The budget released this month by newly elected Governor Doug Ducey has raised howls from across the education community. No one howled louder than Tucson Unified School District’s Superintendent H.T. Sanchez.
Sanchez, and Tucson Unified School District (TUSD) Board president Adelita Grijalva issued a statement and took to the airwaves to talk about the great inequities of Ducey’s budget. They especially took exception to Ducey’s call for schools to funnel more money into the classrooms despite the fact that the District receives more money than most publically funded districts in the state.
At the same time Ducey has been criticized for his proposed $113 million reduction in non-classroom spending from the District Additional Assistance fund, and proposed increase in prison funding, the State Legislature is locked horns with districts over $1.2 billion in back payments in inflation funding at issue in the Cave Creek v. Ducey lawsuit.
Unfortunately, there isn’t much wiggle room according to bipartisan forces.
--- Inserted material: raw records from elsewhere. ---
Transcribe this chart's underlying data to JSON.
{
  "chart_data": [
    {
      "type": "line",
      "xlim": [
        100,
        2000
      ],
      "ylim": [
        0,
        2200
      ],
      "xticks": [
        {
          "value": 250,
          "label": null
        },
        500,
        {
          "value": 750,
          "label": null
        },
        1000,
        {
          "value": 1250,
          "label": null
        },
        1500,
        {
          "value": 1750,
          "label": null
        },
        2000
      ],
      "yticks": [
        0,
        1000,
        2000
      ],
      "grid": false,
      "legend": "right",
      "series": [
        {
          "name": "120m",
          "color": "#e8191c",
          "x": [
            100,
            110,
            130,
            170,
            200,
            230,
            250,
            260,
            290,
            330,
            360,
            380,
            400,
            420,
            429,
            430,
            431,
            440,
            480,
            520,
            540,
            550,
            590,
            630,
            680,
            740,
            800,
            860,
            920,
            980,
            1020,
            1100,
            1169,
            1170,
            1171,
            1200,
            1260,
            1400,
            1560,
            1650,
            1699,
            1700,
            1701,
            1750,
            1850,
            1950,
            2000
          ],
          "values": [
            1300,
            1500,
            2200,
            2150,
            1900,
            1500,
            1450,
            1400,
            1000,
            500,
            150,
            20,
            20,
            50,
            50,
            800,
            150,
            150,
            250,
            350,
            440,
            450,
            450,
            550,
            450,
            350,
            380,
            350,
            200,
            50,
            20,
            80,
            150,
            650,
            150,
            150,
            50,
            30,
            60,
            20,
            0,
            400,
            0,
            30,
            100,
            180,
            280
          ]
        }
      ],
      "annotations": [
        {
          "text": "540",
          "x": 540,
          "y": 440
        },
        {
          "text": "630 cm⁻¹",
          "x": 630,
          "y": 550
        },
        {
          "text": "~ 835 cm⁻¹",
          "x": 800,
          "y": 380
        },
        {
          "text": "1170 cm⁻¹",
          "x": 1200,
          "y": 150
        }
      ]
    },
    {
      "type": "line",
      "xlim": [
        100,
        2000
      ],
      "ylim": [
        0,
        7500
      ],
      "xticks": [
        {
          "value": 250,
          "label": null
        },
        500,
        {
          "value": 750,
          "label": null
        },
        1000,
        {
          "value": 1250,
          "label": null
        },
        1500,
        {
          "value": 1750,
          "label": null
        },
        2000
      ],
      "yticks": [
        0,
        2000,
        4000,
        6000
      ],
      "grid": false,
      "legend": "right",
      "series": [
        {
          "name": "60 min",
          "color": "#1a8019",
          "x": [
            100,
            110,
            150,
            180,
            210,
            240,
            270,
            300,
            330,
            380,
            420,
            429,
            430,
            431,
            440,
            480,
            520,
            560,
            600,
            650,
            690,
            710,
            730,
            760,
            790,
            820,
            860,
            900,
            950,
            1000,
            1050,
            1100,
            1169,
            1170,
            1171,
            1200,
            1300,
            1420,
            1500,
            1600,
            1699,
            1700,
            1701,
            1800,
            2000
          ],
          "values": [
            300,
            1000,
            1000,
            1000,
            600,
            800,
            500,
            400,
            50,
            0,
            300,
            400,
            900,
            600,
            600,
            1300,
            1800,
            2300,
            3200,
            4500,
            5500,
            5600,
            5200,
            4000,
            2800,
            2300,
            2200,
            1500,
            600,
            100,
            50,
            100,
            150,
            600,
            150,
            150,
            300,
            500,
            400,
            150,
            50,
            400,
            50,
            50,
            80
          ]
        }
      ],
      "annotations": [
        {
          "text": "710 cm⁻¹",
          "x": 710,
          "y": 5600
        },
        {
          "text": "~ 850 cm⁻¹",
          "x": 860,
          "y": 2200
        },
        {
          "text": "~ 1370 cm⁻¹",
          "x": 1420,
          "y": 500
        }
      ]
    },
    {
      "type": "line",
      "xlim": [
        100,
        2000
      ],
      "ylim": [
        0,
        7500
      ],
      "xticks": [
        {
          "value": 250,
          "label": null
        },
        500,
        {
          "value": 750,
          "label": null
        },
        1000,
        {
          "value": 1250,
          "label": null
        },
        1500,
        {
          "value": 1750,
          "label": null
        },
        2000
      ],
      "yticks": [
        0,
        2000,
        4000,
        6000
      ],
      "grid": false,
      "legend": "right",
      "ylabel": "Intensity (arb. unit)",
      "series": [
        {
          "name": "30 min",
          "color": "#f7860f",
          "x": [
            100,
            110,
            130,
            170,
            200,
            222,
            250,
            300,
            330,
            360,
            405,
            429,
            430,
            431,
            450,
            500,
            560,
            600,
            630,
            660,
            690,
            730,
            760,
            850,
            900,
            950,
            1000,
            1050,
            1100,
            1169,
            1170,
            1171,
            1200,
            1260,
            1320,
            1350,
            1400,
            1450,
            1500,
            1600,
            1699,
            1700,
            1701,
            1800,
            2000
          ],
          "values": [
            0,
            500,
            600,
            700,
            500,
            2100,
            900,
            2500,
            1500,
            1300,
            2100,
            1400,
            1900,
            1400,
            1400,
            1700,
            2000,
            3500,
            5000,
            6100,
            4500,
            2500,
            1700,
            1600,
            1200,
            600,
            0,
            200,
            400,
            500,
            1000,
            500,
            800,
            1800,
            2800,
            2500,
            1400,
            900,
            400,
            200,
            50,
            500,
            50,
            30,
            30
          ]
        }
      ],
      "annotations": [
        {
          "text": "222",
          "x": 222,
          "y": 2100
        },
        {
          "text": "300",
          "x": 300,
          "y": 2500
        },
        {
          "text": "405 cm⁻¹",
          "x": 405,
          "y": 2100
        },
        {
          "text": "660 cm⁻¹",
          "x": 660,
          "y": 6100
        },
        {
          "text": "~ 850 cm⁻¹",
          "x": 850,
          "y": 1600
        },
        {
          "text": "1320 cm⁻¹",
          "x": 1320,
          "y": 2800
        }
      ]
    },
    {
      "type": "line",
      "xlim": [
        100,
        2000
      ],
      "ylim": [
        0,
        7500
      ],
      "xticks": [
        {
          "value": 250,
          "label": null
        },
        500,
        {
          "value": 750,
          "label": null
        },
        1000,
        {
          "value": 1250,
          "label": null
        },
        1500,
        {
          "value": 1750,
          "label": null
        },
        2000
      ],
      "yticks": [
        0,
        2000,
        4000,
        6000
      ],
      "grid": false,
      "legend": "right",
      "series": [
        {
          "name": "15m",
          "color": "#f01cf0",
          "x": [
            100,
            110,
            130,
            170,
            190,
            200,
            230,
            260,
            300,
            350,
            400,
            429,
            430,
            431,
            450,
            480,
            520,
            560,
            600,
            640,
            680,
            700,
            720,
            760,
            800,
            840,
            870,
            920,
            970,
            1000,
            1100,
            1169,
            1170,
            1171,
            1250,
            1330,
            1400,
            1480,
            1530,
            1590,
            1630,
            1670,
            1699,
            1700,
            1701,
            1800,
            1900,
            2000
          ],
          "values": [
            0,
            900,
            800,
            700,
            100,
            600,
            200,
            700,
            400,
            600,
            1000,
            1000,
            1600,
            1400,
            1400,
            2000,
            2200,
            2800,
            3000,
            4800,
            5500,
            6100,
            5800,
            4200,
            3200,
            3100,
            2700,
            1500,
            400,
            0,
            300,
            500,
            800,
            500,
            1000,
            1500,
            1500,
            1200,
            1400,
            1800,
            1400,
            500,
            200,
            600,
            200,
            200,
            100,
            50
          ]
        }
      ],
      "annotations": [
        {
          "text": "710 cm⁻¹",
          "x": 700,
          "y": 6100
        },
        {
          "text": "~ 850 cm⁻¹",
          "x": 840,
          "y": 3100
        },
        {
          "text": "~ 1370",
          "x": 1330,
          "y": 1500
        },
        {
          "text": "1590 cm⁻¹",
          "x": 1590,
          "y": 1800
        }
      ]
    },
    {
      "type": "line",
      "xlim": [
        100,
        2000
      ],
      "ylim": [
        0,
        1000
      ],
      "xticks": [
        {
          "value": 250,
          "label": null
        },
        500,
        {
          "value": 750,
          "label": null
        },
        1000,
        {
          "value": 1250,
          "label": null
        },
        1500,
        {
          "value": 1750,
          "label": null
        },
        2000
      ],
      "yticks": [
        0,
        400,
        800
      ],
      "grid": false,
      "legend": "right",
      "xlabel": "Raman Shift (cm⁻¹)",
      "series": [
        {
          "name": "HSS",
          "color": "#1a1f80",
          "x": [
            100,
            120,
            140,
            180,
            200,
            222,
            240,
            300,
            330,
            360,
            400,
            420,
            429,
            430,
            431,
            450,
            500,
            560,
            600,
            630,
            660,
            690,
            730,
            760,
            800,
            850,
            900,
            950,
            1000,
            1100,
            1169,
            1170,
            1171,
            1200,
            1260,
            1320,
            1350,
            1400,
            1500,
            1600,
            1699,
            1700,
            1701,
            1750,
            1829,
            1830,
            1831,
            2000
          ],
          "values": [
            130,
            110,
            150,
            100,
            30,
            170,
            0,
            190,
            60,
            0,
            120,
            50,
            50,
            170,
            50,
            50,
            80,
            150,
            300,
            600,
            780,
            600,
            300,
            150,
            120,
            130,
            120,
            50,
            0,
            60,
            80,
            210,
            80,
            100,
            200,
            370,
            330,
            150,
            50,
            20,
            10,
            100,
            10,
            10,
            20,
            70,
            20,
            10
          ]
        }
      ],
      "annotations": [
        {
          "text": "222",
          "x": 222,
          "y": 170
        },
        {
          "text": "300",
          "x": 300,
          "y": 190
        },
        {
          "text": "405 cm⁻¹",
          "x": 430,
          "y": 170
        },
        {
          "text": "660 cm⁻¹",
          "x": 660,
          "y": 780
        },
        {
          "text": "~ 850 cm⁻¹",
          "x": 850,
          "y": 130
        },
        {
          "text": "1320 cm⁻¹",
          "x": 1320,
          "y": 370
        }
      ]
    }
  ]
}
The State is in a budget crisis and money is tight. As a result, much attention has been brought to the funding of schools – schools like those in the Tucson Unified School District.
Over the years, the Arizona Tax Research Association has studied school funding. Recently, ATRA released a revealing power point presentation on desegregation dollars.
While only 2 districts ever had a court order to desegregate: TUSD, and Phoenix Union High School District (PUHSD), 33 districts had agreements with the Office of Civil Rights (OCR),” according to ATRA.
A.R.S. §15-910 (G-J), provides “that school districts may levy property taxes in excess of the state’s limits without voter approval if the district has either a court order of desegregation or an administrative agreement with OCR. According to ATRA, “This exemption from the limits may continue even after the court order is lifted or the OCR agreement expires,” read the ATRA presentation. “The levy amount was hard capped in 2009.”
A special study conducted by the Auditor General in 1990, found that some of the expenditures by the districts using desegregation funds were not “clearly related to desegregation orders and agreements.” At the time, “the Auditor General recommended stronger accountability, separate reporting, and budget supplanting rules,” according to ATRA.
Little changed. In TUSD, according to plaintiff representatives, the desegregation dollars have simply kept segregation alive. In 2009, TUSD was granted “unitary” status, only to have it rescinded 2 years later by the Ninth Circuit Court because TUSD “failed to monitor, evaluate, and report.” Although the law provides that desegregation dollars “may continue even after the court order is lifted or the OCR agreement expires,” TUSD’s administration believes taxpayers will demand relief and want payments stopped once the District achieves “unitary” status again.
However, the students of TUSD might not be the only victims of the District’s inequity. ATRA argues that the desegregation scheme is inequitable to all of the state’s students. They argue that A.R.S. §15-910 (G-H) runs afoul of Arizona’s constitutional requirement in Article XI, §1, that the “legislature shall enact laws such as shall provide for the establishment and maintenance of a general and uniform public school system.” ATRA notes that:
• Existing school finance structure is founded on principles of equity in per-pupil expenditures and taxpayer burdens
• Any exceptions to equity must meet a very high threshold of specialized, if not unique, necessary costs
Still, treating all kids the same is inherently unfair given the disparate nature of children, and their circumstances. Many say that “throwing money at schools is no solution,” and they are mostly right.
However, in Arizona, where anti-traditional public school politicians do all they can to give charters and private schools the advantage, not spending money is not a solution either.
As one long time educator said of the situation, “The irony is that these same politicians who won’t “throw money at schools” are all too willing to “throw it” into the black hole of private education where a huge chunk gets spent making the owners of the schools richer. And they do this even though kids in private (privately owned) schools almost never get assessed by the same tests that public school kids have to endure. Even if I grant that throwing money at schools is a problem, I would have to say that starving them is even less of a solution. In Arizona, many poor districts have been starved of funds. TUSD is not one of those districts. Because of deseg money TUSD has the opportunity to make choices about how it will spend money. Too often the choices are made for reasons that have nothing to do with kids’ education. That should be a crime. Governor Ducey is right – more money needs to be spent in the classroom and less on administration. Superintendent Douglas is right – Arizona’s teachers are woefully underpaid.”
Many education advocates hope that the current fiscal crisis will compel a thorough examination of our school funding. ATRA took a great first step and tackled a subject that is too often treated as a “third rail.” The rest should be easy in comparison.